Maybe there's a way around this that I'm missing. Long story short, I have a need for shared memory access, read only, of a large text file. Working with strings of course is necessary. So I'm trying to do this:
import numpy
from multiprocessing import Pool, RawArray
if __name__ == '__main__':
with open('test.txt', 'r') as fin:
raw = fin.readlines()
X_shape = (len(raw), 70) # 70 characters per line should be sufficient for my needs
X = RawArray('c', X_shape[0] * X_shape[1])
X_np = np.frombuffer(X).reshape(X_shape)
numpy.copyto(X_np, raw)
This doesn't work, it fails on the second last line with this output:
ValueError: cannot reshape array of size 102242175 into shape (11684820,70)
For reference the file sample is 11684820 lines long. And 11684820 * 70 is definitely not going to be the number of characters the array claims it is sized for.

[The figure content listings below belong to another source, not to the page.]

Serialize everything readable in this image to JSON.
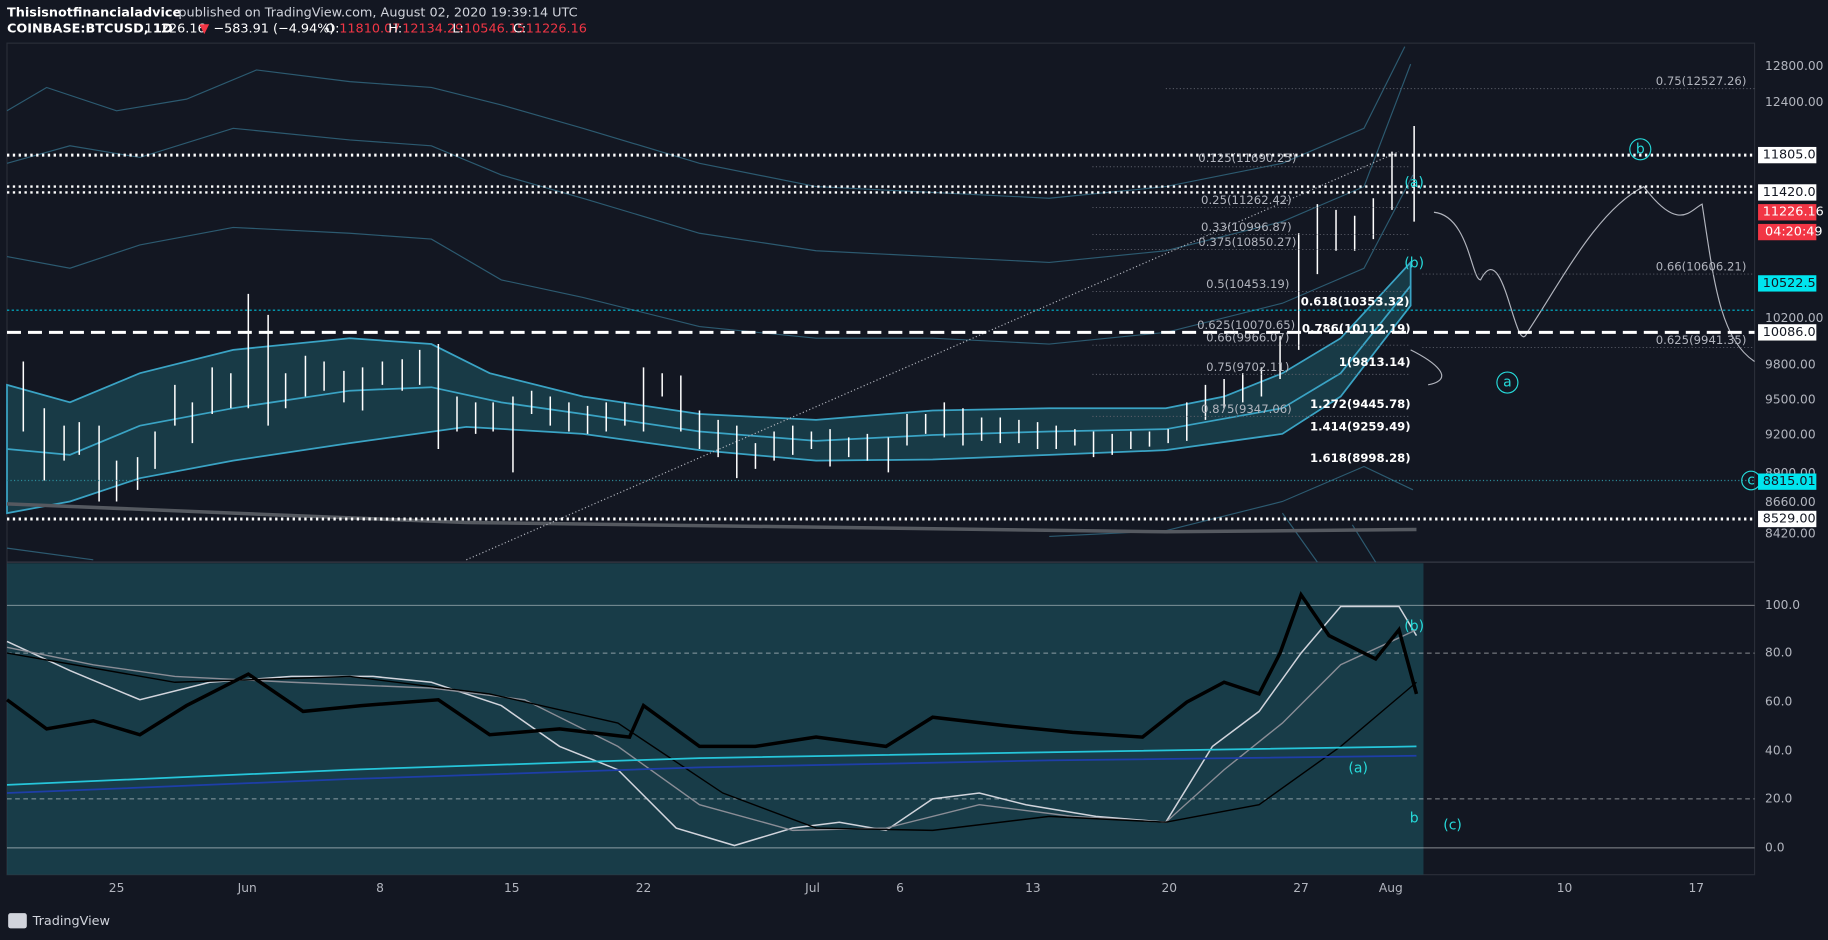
{
  "header": {
    "author": "Thisisnotfinancialadvice",
    "published": " published on TradingView.com, August 02, 2020 19:39:14 UTC"
  },
  "symbol": {
    "name": "COINBASE:BTCUSD, 1D",
    "last": "11226.16",
    "arrow": "▼",
    "change": "−583.91 (−4.94%)",
    "ohlc": [
      {
        "label": "O:",
        "value": "11810.07"
      },
      {
        "label": "H:",
        "value": "12134.29"
      },
      {
        "label": "L:",
        "value": "10546.15"
      },
      {
        "label": "C:",
        "value": "11226.16"
      }
    ]
  },
  "price_axis": {
    "ticks": [
      "12800.00",
      "12400.00",
      "10200.00",
      "9800.00",
      "9500.00",
      "9200.00",
      "8900.00",
      "8660.00",
      "8420.00"
    ],
    "markers": [
      "11805.00",
      "11420.00",
      "11226.16",
      "04:20:49",
      "10522.51",
      "10086.00",
      "8815.01",
      "8529.00"
    ]
  },
  "oscillator_axis": [
    "100.0",
    "80.0",
    "60.0",
    "40.0",
    "20.0",
    "0.0"
  ],
  "time_axis": [
    "25",
    "Jun",
    "8",
    "15",
    "22",
    "Jul",
    "6",
    "13",
    "20",
    "27",
    "Aug",
    "10",
    "17"
  ],
  "fib_labels": [
    "0.75(12527.26)",
    "0.125(11690.25)",
    "0.25(11262.42)",
    "0.33(10996.87)",
    "0.375(10850.27)",
    "0.5(10453.19)",
    "0.618(10353.32)",
    "0.625(10070.65)",
    "0.786(10112.19)",
    "0.66(9966.07)",
    "0.75(9702.11)",
    "1(9813.14)",
    "0.875(9347.06)",
    "1.272(9445.78)",
    "1.414(9259.49)",
    "1.618(8998.28)",
    "0.66(10606.21)",
    "0.625(9941.35)"
  ],
  "wave_labels": [
    "b",
    "(a)",
    "(b)",
    "a",
    "(b)",
    "(a)",
    "b",
    "(c)",
    "c"
  ],
  "footer": "TradingView"
}
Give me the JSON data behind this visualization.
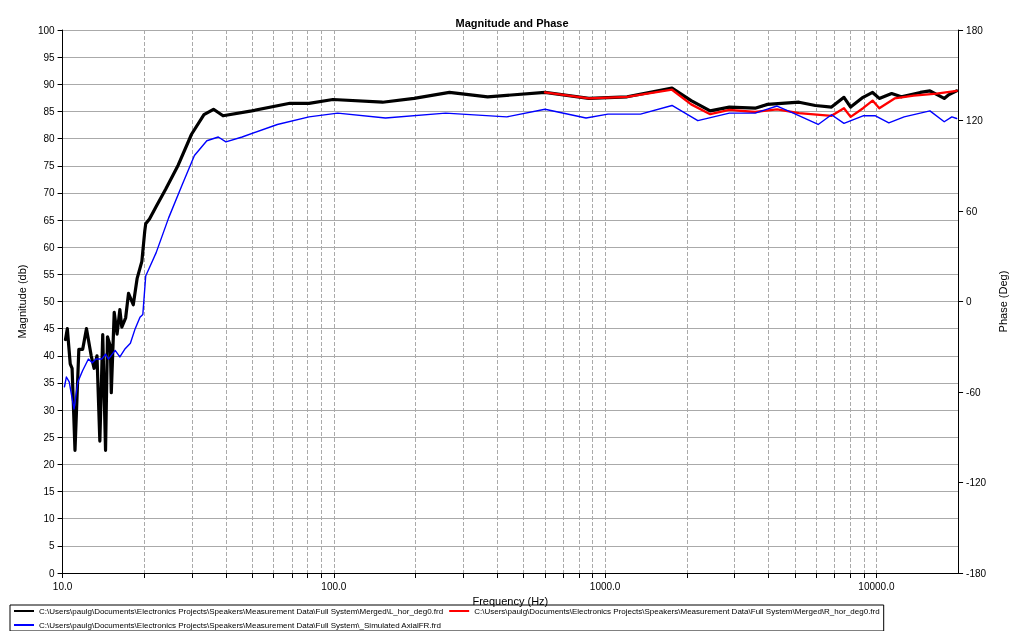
{
  "chart_data": {
    "type": "line",
    "title": "Magnitude and Phase",
    "xlabel": "Frequency (Hz)",
    "ylabel": "Magnitude (db)",
    "y2label": "Phase (Deg)",
    "log": "x",
    "grid": true,
    "legend": "bottom",
    "marker": "none",
    "line_style": "solid",
    "xlim": [
      10,
      20000
    ],
    "xticks": [
      {
        "value": 10,
        "label": "10.0"
      },
      {
        "value": 20,
        "label": null
      },
      {
        "value": 30,
        "label": null
      },
      {
        "value": 40,
        "label": null
      },
      {
        "value": 50,
        "label": null
      },
      {
        "value": 60,
        "label": null
      },
      {
        "value": 70,
        "label": null
      },
      {
        "value": 80,
        "label": null
      },
      {
        "value": 90,
        "label": null
      },
      {
        "value": 100,
        "label": "100.0"
      },
      {
        "value": 200,
        "label": null
      },
      {
        "value": 300,
        "label": null
      },
      {
        "value": 400,
        "label": null
      },
      {
        "value": 500,
        "label": null
      },
      {
        "value": 600,
        "label": null
      },
      {
        "value": 700,
        "label": null
      },
      {
        "value": 800,
        "label": null
      },
      {
        "value": 900,
        "label": null
      },
      {
        "value": 1000,
        "label": "1000.0"
      },
      {
        "value": 2000,
        "label": null
      },
      {
        "value": 3000,
        "label": null
      },
      {
        "value": 4000,
        "label": null
      },
      {
        "value": 5000,
        "label": null
      },
      {
        "value": 6000,
        "label": null
      },
      {
        "value": 7000,
        "label": null
      },
      {
        "value": 8000,
        "label": null
      },
      {
        "value": 9000,
        "label": null
      },
      {
        "value": 10000,
        "label": "10000.0"
      }
    ],
    "ylim": [
      0,
      100
    ],
    "yticks": [
      0,
      5,
      10,
      15,
      20,
      25,
      30,
      35,
      40,
      45,
      50,
      55,
      60,
      65,
      70,
      75,
      80,
      85,
      90,
      95,
      100
    ],
    "y2lim": [
      -180,
      180
    ],
    "y2ticks": [
      -180,
      -120,
      -60,
      0,
      60,
      120,
      180
    ],
    "series": [
      {
        "name": "C:\\Users\\paulg\\Documents\\Electronics Projects\\Speakers\\Measurement Data\\Full System\\Merged\\L_hor_deg0.frd",
        "color": "#000000",
        "x": [
          10.25,
          10.41,
          10.67,
          10.84,
          11.11,
          11.48,
          11.86,
          12.25,
          12.75,
          13.07,
          13.39,
          13.72,
          14.06,
          14.4,
          14.64,
          15.0,
          15.12,
          15.5,
          15.88,
          16.26,
          16.53,
          17.08,
          17.5,
          18.22,
          18.82,
          19.6,
          20.09,
          20.25,
          20.91,
          22.13,
          24.01,
          26.67,
          29.88,
          33.2,
          36.0,
          39.04,
          49.8,
          68.9,
          81.0,
          99.2,
          151.2,
          197.6,
          266.7,
          368.8,
          600.1,
          871.2,
          1205,
          1764,
          2075,
          2439,
          2870,
          3572,
          3968,
          5185,
          5953,
          6831,
          7592,
          8034,
          8926,
          9680,
          10246,
          11380,
          12350,
          14520,
          15750,
          17780,
          18520,
          19760
        ],
        "values": [
          43.0,
          45.0,
          38.5,
          37.7,
          22.6,
          41.2,
          41.2,
          45.0,
          40.0,
          37.7,
          40.0,
          24.3,
          43.9,
          22.6,
          43.5,
          41.7,
          33.2,
          48.0,
          44.0,
          48.5,
          45.3,
          47.0,
          51.5,
          49.4,
          54.2,
          57.4,
          63.0,
          64.3,
          65.2,
          67.5,
          70.7,
          75.1,
          80.8,
          84.4,
          85.4,
          84.2,
          85.1,
          86.5,
          86.5,
          87.2,
          86.7,
          87.4,
          88.5,
          87.7,
          88.5,
          87.4,
          87.7,
          89.3,
          87.0,
          85.1,
          85.8,
          85.6,
          86.3,
          86.7,
          86.1,
          85.8,
          87.6,
          85.8,
          87.6,
          88.5,
          87.4,
          88.3,
          87.7,
          88.5,
          88.8,
          87.4,
          88.1,
          88.8
        ]
      },
      {
        "name": "C:\\Users\\paulg\\Documents\\Electronics Projects\\Speakers\\Measurement Data\\Full System\\Merged\\R_hor_deg0.frd",
        "color": "#ff0000",
        "x": [
          600.1,
          871.2,
          1205,
          1764,
          2075,
          2439,
          2870,
          3572,
          4303,
          5185,
          6831,
          7592,
          8034,
          8926,
          9680,
          10246,
          11665,
          13720,
          16670,
          19760
        ],
        "values": [
          88.5,
          87.4,
          87.7,
          89.0,
          86.3,
          84.5,
          85.3,
          84.9,
          85.4,
          84.7,
          84.2,
          85.6,
          84.0,
          85.6,
          87.0,
          85.6,
          87.4,
          87.9,
          88.3,
          88.8
        ]
      },
      {
        "name": "C:\\Users\\paulg\\Documents\\Electronics Projects\\Speakers\\Measurement Data\\Full System\\_Simulated AxialFR.frd",
        "color": "#0000ff",
        "x": [
          10.16,
          10.33,
          10.58,
          11.02,
          11.38,
          11.86,
          12.45,
          12.86,
          13.28,
          13.94,
          14.4,
          14.76,
          15.62,
          16.26,
          16.94,
          17.78,
          18.52,
          19.29,
          19.76,
          20.25,
          22.13,
          24.6,
          27.55,
          30.62,
          34.02,
          37.49,
          40.0,
          45.9,
          61.9,
          81.0,
          103.3,
          155.0,
          258.2,
          433.9,
          600.1,
          850.3,
          1024,
          1350,
          1764,
          2196,
          2870,
          3572,
          4303,
          4938,
          6099,
          6831,
          7592,
          8926,
          9919,
          11110,
          12650,
          15750,
          17780,
          18970,
          19760
        ],
        "values": [
          34.3,
          36.1,
          35.2,
          30.2,
          35.2,
          37.3,
          39.4,
          38.7,
          39.4,
          39.4,
          40.3,
          39.4,
          41.0,
          39.8,
          41.2,
          42.3,
          45.0,
          47.1,
          47.6,
          54.7,
          59.0,
          65.4,
          71.4,
          76.9,
          79.6,
          80.3,
          79.4,
          80.3,
          82.6,
          84.0,
          84.7,
          83.8,
          84.7,
          84.0,
          85.4,
          83.8,
          84.5,
          84.5,
          86.1,
          83.3,
          84.7,
          84.7,
          86.0,
          84.7,
          82.6,
          84.4,
          82.8,
          84.2,
          84.2,
          82.9,
          84.0,
          85.1,
          83.1,
          84.0,
          83.7
        ]
      }
    ]
  }
}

Clearly I must be doing something wrong, but this is the only method I see as feasible to multiprocess some CPU bound computations using text file inputs of text files that are several hundred megabytes on the low end and around 6 gigabytes on the high end.
Is there a work around, or perhaps a more correct way of doing this so I can have a large array of strings in shared memory that I can work on with python code? Thanks.